Dejándonos guiar por San Pablo vamos a profundizar meditativamente en su concepto de amor a Cristo, pidiéndole al santo Apóstol que con la gracia de Cristo seamos capaces de vivir ese amor como él lo vivió y predicó hasta el punto de poder decir como él: “Para mí la vida es Cristo”.

Hemos visto cómo todo cambió en su vida desde que se encontró con el Señor en el camino de Damasco. El encuentro y la vivencia de Cristo por una experiencia de amor mística, contemplativa, San Juan de la Cruz añadiría, unitiva y transformativa, le llevó a conformar toda su vida, sus afectos y sus criterios, su “carne” y “hombre de pecado” al hombre “espiritual” según el Espíritu de Cristo, el Espíritu Santo, del cual Pablo habla y conoce su acción en la Iglesia y en él continuamente.

Este encuentro, por el cual conoció mística y espiritualmente a Cristo resucitado, no históricamente como los otros Apóstoles le habían conocido en Nazaret antes de llegar a Pentecostés, fue el arranque de su conversión. Este encuentro por el Espíritu Santo, por el Amor Personal de la Trinidad, fue su Pentecostés, y su amor y valentía en seguir y predicar a Cristo tuvo ya las mismas características fundamentales que tuvo también el Pentecostés apostólico sobre todos los Apóstoles, la venida del Espíritu Santo prometido por Cristo para llevarlos a todos a la “verdad completa”.

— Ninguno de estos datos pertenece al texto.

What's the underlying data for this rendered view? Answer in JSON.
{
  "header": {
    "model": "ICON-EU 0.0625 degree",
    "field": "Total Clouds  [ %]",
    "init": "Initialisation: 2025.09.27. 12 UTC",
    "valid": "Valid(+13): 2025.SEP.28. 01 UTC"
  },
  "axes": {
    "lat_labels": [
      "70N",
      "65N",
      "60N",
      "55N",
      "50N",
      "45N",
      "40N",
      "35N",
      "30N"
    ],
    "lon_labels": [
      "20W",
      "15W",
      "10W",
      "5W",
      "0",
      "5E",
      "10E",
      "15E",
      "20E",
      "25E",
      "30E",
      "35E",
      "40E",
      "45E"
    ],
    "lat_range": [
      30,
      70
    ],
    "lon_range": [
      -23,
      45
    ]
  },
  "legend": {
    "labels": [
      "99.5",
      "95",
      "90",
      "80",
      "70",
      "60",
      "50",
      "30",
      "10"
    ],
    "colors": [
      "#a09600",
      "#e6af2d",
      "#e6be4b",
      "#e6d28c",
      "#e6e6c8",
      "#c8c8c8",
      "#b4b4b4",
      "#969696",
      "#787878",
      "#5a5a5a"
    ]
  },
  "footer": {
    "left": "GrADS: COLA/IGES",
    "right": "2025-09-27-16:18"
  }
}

La revelación de Cristo a Pablo supuso un cambio radical en sus perspectivas y en su sistema de valores también personales, ya que le hizo pasar de la ley a la fe, es decir, de una preocupación por la perfección personal mediante la observancia de la ley de Moisés, a una actitud de adhesión a la persona de Cristo: ya no le importaba buscar la justicia que procede de la ley, sino la que procede de la fe en Cristo: le importaba conocerle a él.

Al tratarse de la adhesión a una persona, la fe está estrictamente ligada al amor. La conversión cristiana es, al mismo tiempo una conversión a la fe y al amor. La fe es ya amar y aceptar a Dios en mi vida, porque creo que Él es lo primero y absoluto de mi existencia; la fe me dice que Dios debe ser amado sobre todas las cosas, si es creer en el Dios de Jesucristo. Y esa fe en Cristo nos lleva a acoger con amor agradecido el don gratuito de Dios, su Padre, creador del proyecto de la Salvación.

El creyente es invitado a acoger este dinamismo de una manera activa; lo dice claramente Efesios 5,1-2: “Sed, pues, imitadores de Dios como hijos suyos muy queridos —ágapetoi—. Y haced del amor la norma de vuestra vida, a imitación de Cristo que nos amó y se entregó a sí mismo por nosotros”.

Esto está clarísimo en todos los místicos y en todos nosotros si hacemos oración cristiana. Dice San Juan de la Cruz: «Pero, hablando ahora algo más sustancialmente de esta escala de la contemplación secreta, diremos que la propiedad principal por que aquí se llama escala, es porque la contemplación es ciencia de amor, lo cual, como habemos dicho, es noticia infusa de Dios amorosa, que juntamente va ilustrando y enamorando el alma, hasta subirla de grado en grado hasta Dios, su Creador; porque sólo el amor es el que une y junta al alma con Dios (N II, 5).

Para Santa Teresa de Jesús el amor tiene absoluta primacía en la oración. También aquí hay que decir que, por ser encuentro de amor, la oración es encuentro en la verdad. Sólo amándonos las personas nos patentizamos mutuamente la verdad que somos. Se plantea Teresa directamente dónde se halla «la sustancia de la perfecta oración». Y contra el parecer de algunos que creen que «está todo el negocio en el pensamiento», ella se inclina decididamente a pensar que «el aprovechamiento del alma no está en pensar mucho, sino en amar mucho».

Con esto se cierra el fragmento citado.